Twitter suspends account of Ohio doctor who claimed COVID-19 vaccine causes magnetism
CLEVELAND, Ohio (WOIO) - The Twitter account for a Northeast Ohio doctor and known anti-vaccine advocate has been suspended.
The main page for Dr. Sherri Tenpenny has been replaced, at least temporarily, with a slate that reads:
“Twitter suspends accounts which violate the Twitter Rules.”
Dr. Tenpenny became even more widely known nationally following her testimony during a recent Ohio House Health Committee hearing, where she alleged through misinformation that the COVID-19 vaccine leads to magnetism and causes metal objects to stick to one’s body.
“I’m sure you’ve seen the pictures all over the internet of people who have had these shots and now they’re magnetized. They can put a key on their forehead. It sticks. They can put spoons and forks all over them and they can stick,” Dr. Sherri Tenpenny, who practices in the Cleveland area, said in defense of House Bill 248.

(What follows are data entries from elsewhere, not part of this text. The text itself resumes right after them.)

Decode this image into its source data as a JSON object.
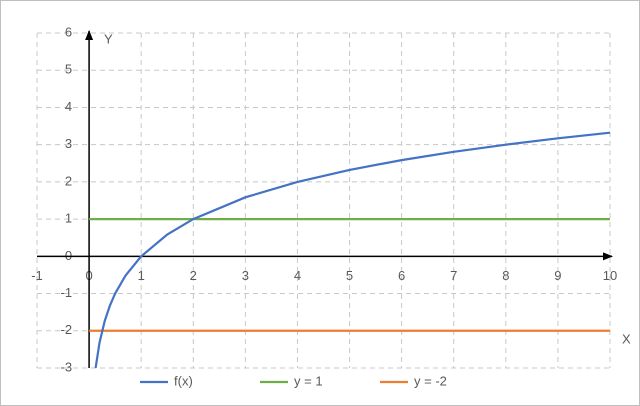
{
  "chart_data": {
    "type": "line",
    "x_label": "X",
    "y_label": "Y",
    "xlim": [
      -1,
      10
    ],
    "xticks": [
      -1,
      0,
      1,
      2,
      3,
      4,
      5,
      6,
      7,
      8,
      9,
      10
    ],
    "ylim": [
      -3,
      6
    ],
    "yticks": [
      -3,
      -2,
      -1,
      0,
      1,
      2,
      3,
      4,
      5,
      6
    ],
    "grid": true,
    "legend": "bottom",
    "series": [
      {
        "name": "f(x)",
        "color": "#4472c4",
        "x": [
          0.125,
          0.2,
          0.3,
          0.4,
          0.5,
          0.7,
          1,
          1.5,
          2,
          3,
          4,
          5,
          6,
          7,
          8,
          9,
          10
        ],
        "values": [
          -3,
          -2.322,
          -1.737,
          -1.322,
          -1,
          -0.515,
          0,
          0.585,
          1,
          1.585,
          2,
          2.322,
          2.585,
          2.807,
          3,
          3.17,
          3.322
        ]
      },
      {
        "name": "y = 1",
        "color": "#70ad47",
        "x": [
          0,
          10
        ],
        "values": [
          1,
          1
        ]
      },
      {
        "name": "y = -2",
        "color": "#ed7d31",
        "x": [
          0,
          10
        ],
        "values": [
          -2,
          -2
        ]
      }
    ]
  }
}
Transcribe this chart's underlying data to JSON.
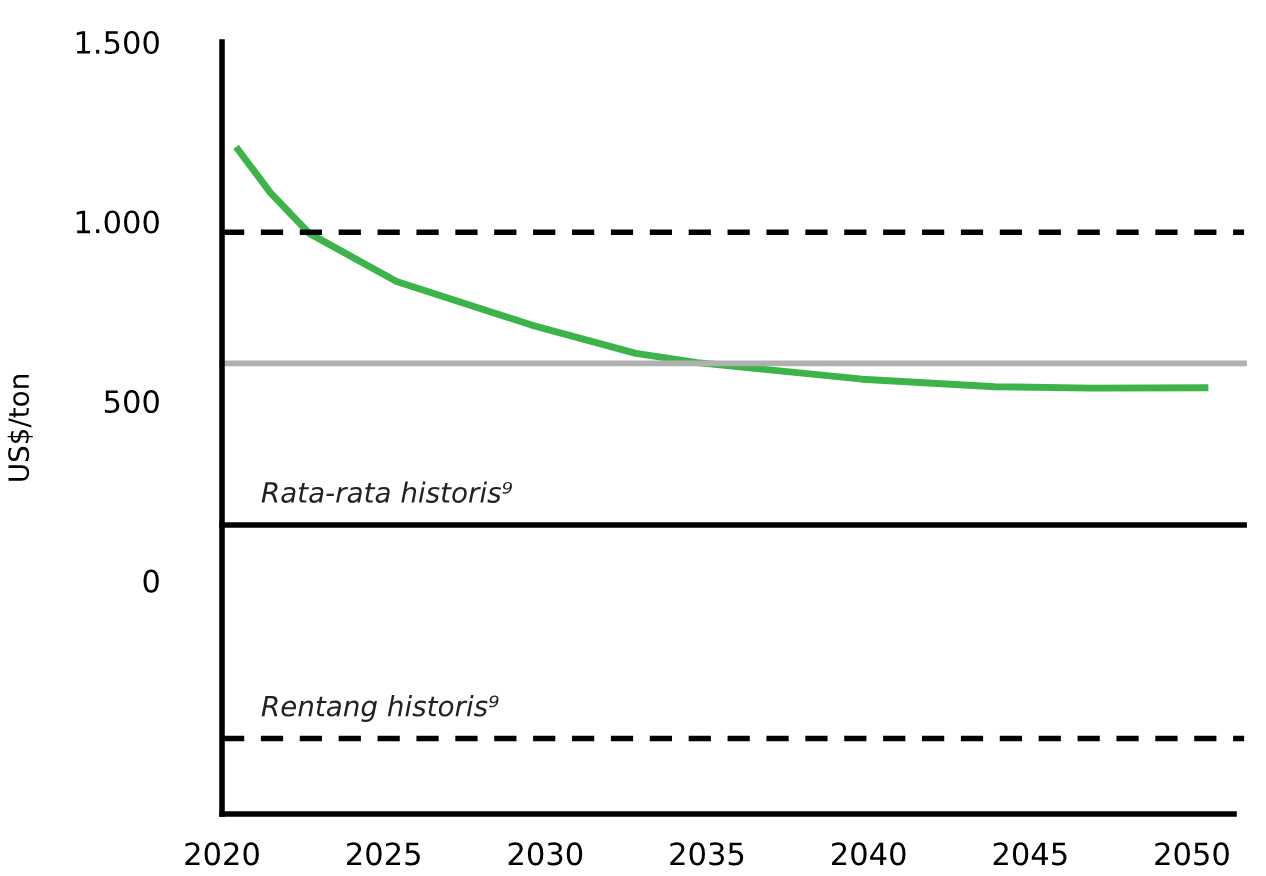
{
  "chart_data": {
    "type": "line",
    "ylabel": "US$/ton",
    "x": [
      2020.5,
      2021.5,
      2022.7,
      2025.4,
      2029.6,
      2032.8,
      2034.7,
      2039.8,
      2043.9,
      2046.9,
      2050.4
    ],
    "series": [
      {
        "color": "#3cb44a",
        "values": [
          1200,
          1080,
          967,
          833,
          711,
          633,
          607,
          561,
          540,
          536,
          537
        ]
      }
    ],
    "xlim": [
      2020,
      2051.3
    ],
    "ylim": [
      -650,
      1500
    ],
    "xticks": [
      2020,
      2025,
      2030,
      2035,
      2040,
      2045,
      2050
    ],
    "yticks": [
      {
        "value": 1500,
        "label": "1.500"
      },
      {
        "value": 1000,
        "label": "1.000"
      },
      500,
      0
    ],
    "ref_lines": [
      {
        "axis": "y",
        "value": 970,
        "line_style": "dashed",
        "color": "#000000"
      },
      {
        "axis": "y",
        "value": 605,
        "line_style": "solid",
        "color": "#b0b0b0"
      },
      {
        "axis": "y",
        "value": 155,
        "line_style": "solid",
        "color": "#000000",
        "label": "Rata-rata historis⁹"
      },
      {
        "axis": "y",
        "value": -440,
        "line_style": "dashed",
        "color": "#000000",
        "label": "Rentang historis⁹"
      }
    ],
    "grid": false,
    "legend": false,
    "marker": "none",
    "line_style": "solid"
  }
}
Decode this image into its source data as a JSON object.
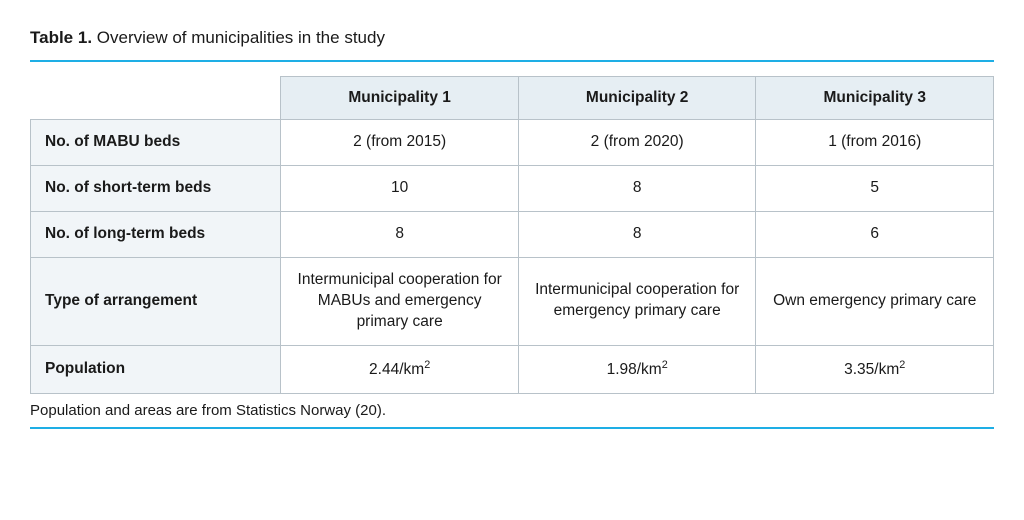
{
  "caption": {
    "lead": "Table 1.",
    "rest": " Overview of municipalities in the study"
  },
  "accent_color": "#1eaee5",
  "header_bg": "#e6eef3",
  "rowhead_bg": "#f1f5f8",
  "border_color": "#b8c2c9",
  "columns": [
    "Municipality 1",
    "Municipality 2",
    "Municipality 3"
  ],
  "rows": [
    {
      "label": "No. of MABU beds",
      "cells": [
        "2 (from 2015)",
        "2 (from 2020)",
        "1 (from 2016)"
      ]
    },
    {
      "label": "No. of short-term beds",
      "cells": [
        "10",
        "8",
        "5"
      ]
    },
    {
      "label": "No. of long-term beds",
      "cells": [
        "8",
        "8",
        "6"
      ]
    },
    {
      "label": "Type of arrangement",
      "cells": [
        "Intermunicipal cooperation for MABUs and emergency primary care",
        "Intermunicipal cooperation for emergency primary care",
        "Own emergency primary care"
      ]
    },
    {
      "label": "Population",
      "cells": [
        "2.44/km²",
        "1.98/km²",
        "3.35/km²"
      ],
      "superscript_trailing_digit": true
    }
  ],
  "footnote": "Population and areas are from Statistics Norway (20).",
  "col_widths_pct": [
    26,
    24.666,
    24.666,
    24.666
  ]
}
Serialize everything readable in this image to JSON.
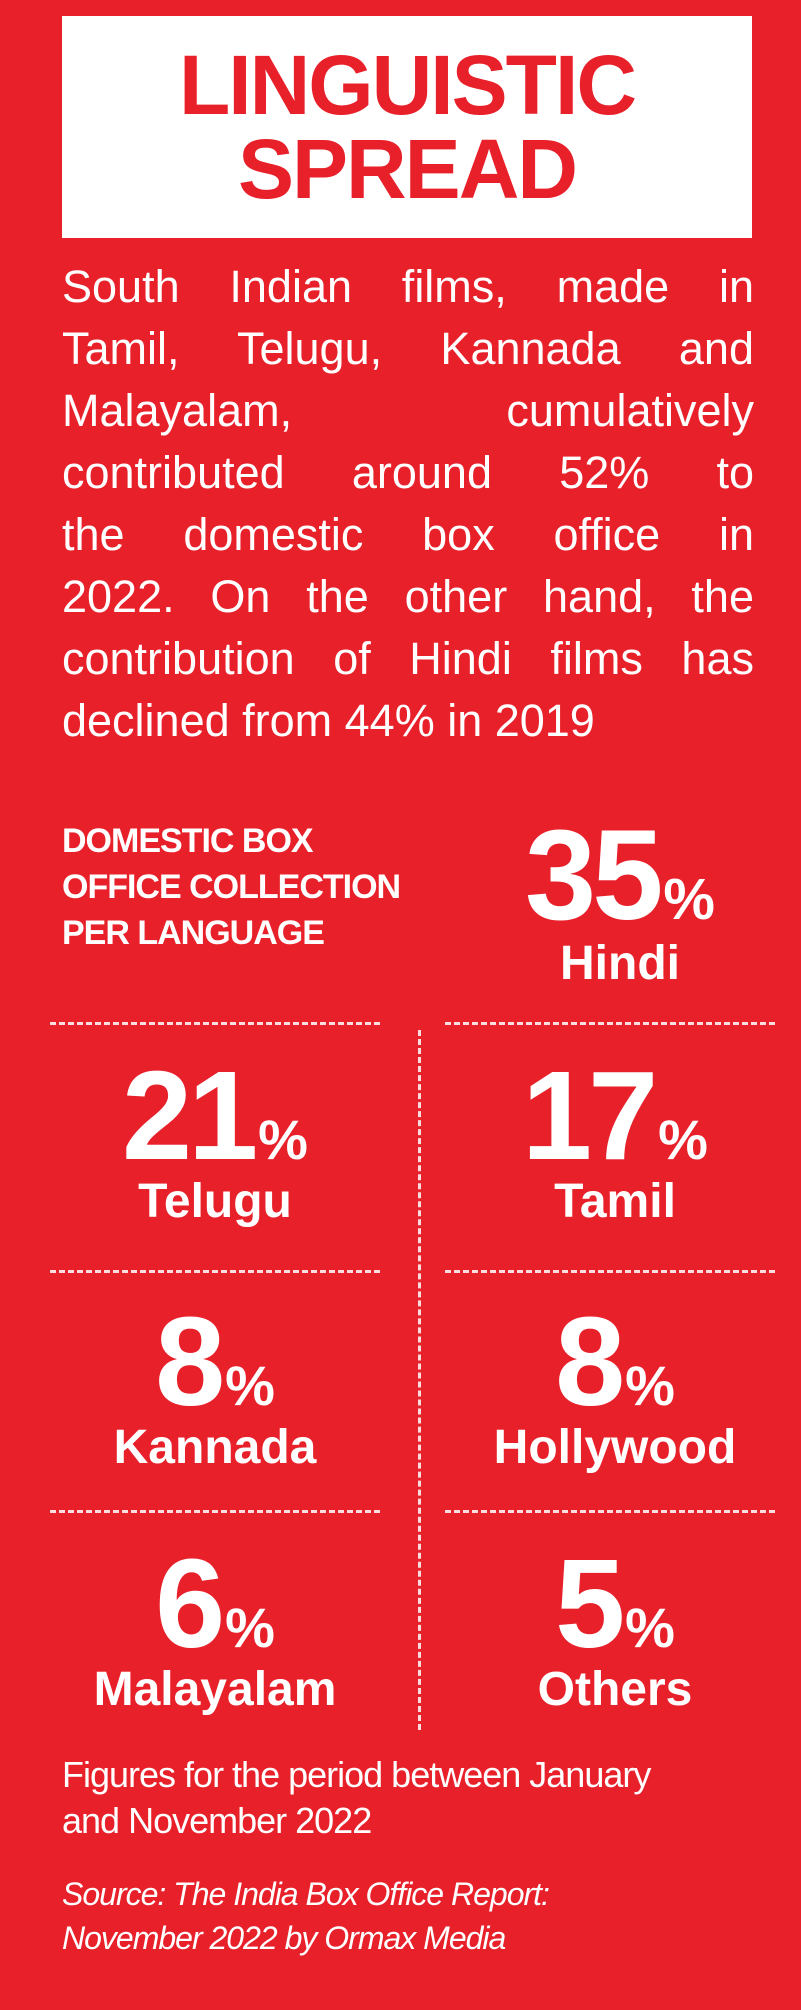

The Centers for Disease Control and Prevention debunked Dr. Tenpenny’s inaccurate claim:
“Receiving a COVID-19 vaccine will not make you magnetic, including at the site of vaccination which is usually your arm. COVID-19 vaccines do not contain ingredients that can produce an electromagnetic field at the site of your injection. All COVID-19 vaccines are free from metals such as iron, nickel, cobalt, lithium, and rare earth alloys, as well as any manufactured products such as microelectronics, electrodes, carbon nanotubes, and nanowire semiconductors. In addition, the typical dose for a COVID-19 vaccine is less than a milliliter, which is not enough to allow magnets to be attracted to your vaccination site even if the vaccine was filled with a magnetic metal.”
Dr. Tenpenny is a licensed physician who practices in the Cleveland area.